Evaluating operations as a related system prevents native effectivity positive aspects from quietly erasing margin elsewhere within the community.

Hamilton describes how upstream planning layers transfer on completely different cadences and by completely different methods, and how the warehouse turns into the purpose the place these inconsistencies floor. He notes that the issue isn’t any single workflow — it’s the variety of planning streams that function independently and land on the warehouse on the identical time. Those embody:

  • Supply planning
  • Production planning
  • Deployment planning
  • Load planning

When these inputs don’t line up, the warehouse absorbs the fee — misplaced stock, sudden labor demand, and workflow friction that no single division can diagnose in isolation.
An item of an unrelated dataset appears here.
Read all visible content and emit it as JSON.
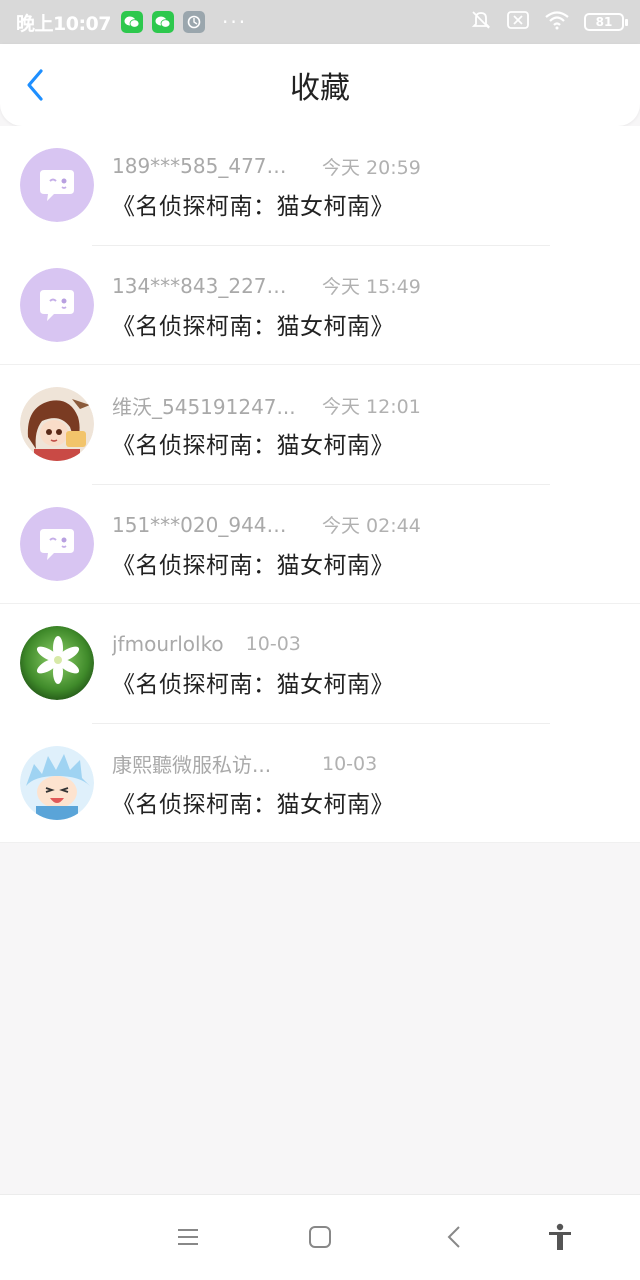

Jerod emphasizes that these misalignments hardly ever seem as a single failure. They accumulate quietly throughout dozens of workflows, changing into seen solely after the very fact. As he explains:

“You don’t really feel the affect of 1 dangerous handoff — you are feeling the affect of fifty. Each planning layer is doing its job in its personal system, however none of them totally reconcile in time for the warehouse to behave on it. By the time you see the issue, the fee has already hit your P&L, and it appears to be like like an execution problem when it was actually a community problem upstream.”

— Jerod Hamilton, Director of 3PL Warehouse Strategy, Tyson Foods

Keto factors to a associated dynamic on the automation and information facet. High‑velocity robotics and engineered methods can dramatically enhance one workflow, but when the encompassing processes can’t take up the change, the positive aspects evaporate. Keto notes:

“Operations are being requested to carry out at ranges that had been unthinkable 15 years in the past. The problem is that the methods round that automation haven’t saved tempo. You find yourself with one a part of the operation trying extremely environment friendly whereas one other half is quietly absorbing all of the friction.”

— Dan Keto, President and Co‑founder, Easy Metrics

Hamilton affords a concrete instance of how this reveals up on the ground. Automated storage methods repeatedly re‑warehouse pallets primarily based on static guidelines, however they don’t ingest actual‑time demand alerts. When a quick mover turns into a sluggish mover in a single day, the system doesn’t know. The pallet stays in a excessive‑site visitors zone, including seconds to each pull and growing labor value in a method that by no means seems in a single division’s KPI.

Keto sees the identical problem within the information mannequin itself. Operational, engineering, and govt groups every use completely different taxonomies and metrics, and and not using a unified construction, leaders finally face a reset. As he places it: “You finally have to tear aside your information mannequin and begin over, as a result of each group is defining effectivity in a different way. If the mannequin isn’t unified, the operation finally ends up chasing contradictions as an alternative of fixing issues.”

The sample is constant: warehouse efficiency is formed by how selections intersect, not by how any single operate performs in isolation. Evaluating the operation as a related system prevents native enhancements from quietly eroding margin elsewhere within the community.